Epidemiologists, who are accustomed to using systematic and quantitative approaches, have come to play an important role in evaluation of public health services and other activities. Evaluation is the process of determining, as systematically and objectively as possible, the relevance, effectiveness, efficiency, and impact of activities with respect to established goals.
- Effectiveness refers to the ability of a program to produce the intended or expected results in the field; effectiveness differs from efficacy, which is the ability to produce results under ideal conditions.
- Efficiency refers to the ability of the program to produce the intended results with a minimum expenditure of time and resources.
The evaluation itself may focus on plans (formative evaluation), operations (process evaluation), impact (summative evaluation), or outcomes — or any combination of these. Evaluation of an immunization program, for example, might assess the efficiency of the operations, the proportion of the target population immunized, and the apparent impact of the program on the incidence of vaccine-preventable diseases. Similarly, evaluation of a surveillance system might address operations and attributes of the system, its ability to detect cases or outbreaks, and its usefulness.
Epidemiologists working in public health settings rarely act in isolation. In fact, field epidemiology is often said to be a “team sport.” During an investigation an epidemiologist usually participates as either a member or the leader of a multidisciplinary team. Other team members may be laboratorians, sanitarians, infection control personnel, nurses or other clinical staff, and, increasingly, computer information specialists. Many outbreaks cross geographical and jurisdictional lines, so co-investigators may be from local, state, or federal levels of government, academic institutions, clinical facilities, or the private sector. To promote current and future collaboration, the epidemiologists need to maintain relationships with staff of other agencies and institutions. Mechanisms for sustaining such linkages include official memoranda of understanding, sharing of published or on-line information for public health audiences and outside partners, and informal networking that takes place at professional meetings.

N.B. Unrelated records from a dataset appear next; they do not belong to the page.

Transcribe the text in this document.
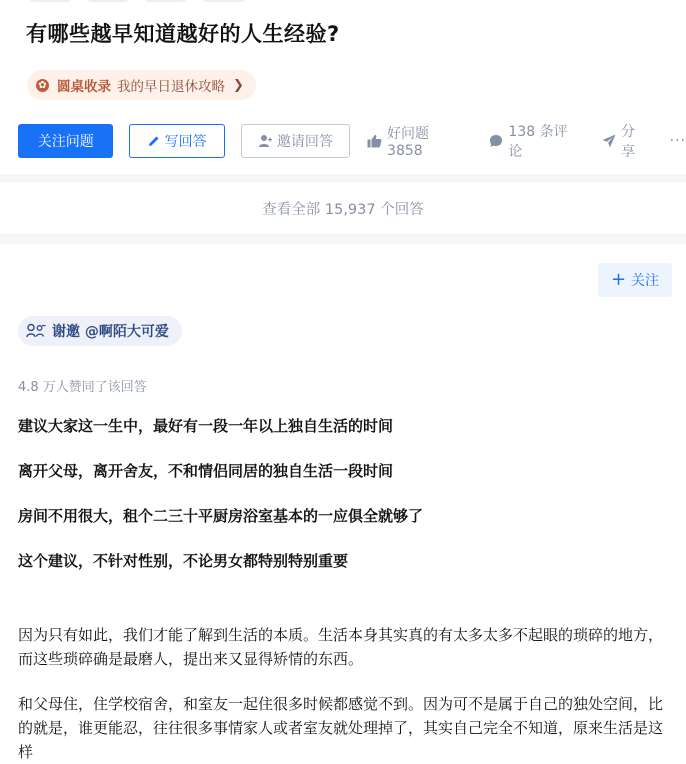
有哪些越早知道越好的人生经验?
✿ 圆桌收录 我的早日退休攻略 ❯
关注问题	写回答	邀请回答	好问题 3858
138 条评论
分享
···
查看全部 15,937 个回答
+ 关注
谢邀 @啊陌大可爱
4.8 万人赞同了该回答

建议大家这一生中，最好有一段一年以上独自生活的时间

离开父母，离开舍友，不和情侣同居的独自生活一段时间

房间不用很大，租个二三十平厨房浴室基本的一应俱全就够了

这个建议，不针对性别，不论男女都特别特别重要

因为只有如此，我们才能了解到生活的本质。生活本身其实真的有太多太多不起眼的琐碎的地方，而这些琐碎确是最磨人，提出来又显得矫情的东西。

和父母住，住学校宿舍，和室友一起住很多时候都感觉不到。因为可不是属于自己的独处空间，比的就是，谁更能忍，往往很多事情家人或者室友就处理掉了，其实自己完全不知道，原来生活是这样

The definition of epidemiology ends with the following phrase: “…and the application of this study to the control of health problems.” While some academically minded epidemiologists have stated that epidemiologists should stick to research and not get involved in policy development or even make recommendations, public health epidemiologists do not have this luxury. Indeed, epidemiologists who understand a problem and the population in which it occurs are often in a uniquely qualified position to recommend appropriate interventions. As a result, epidemiologists working in public health regularly provide input, testimony, and recommendations regarding disease control strategies, reportable disease regulations, and health-care policy.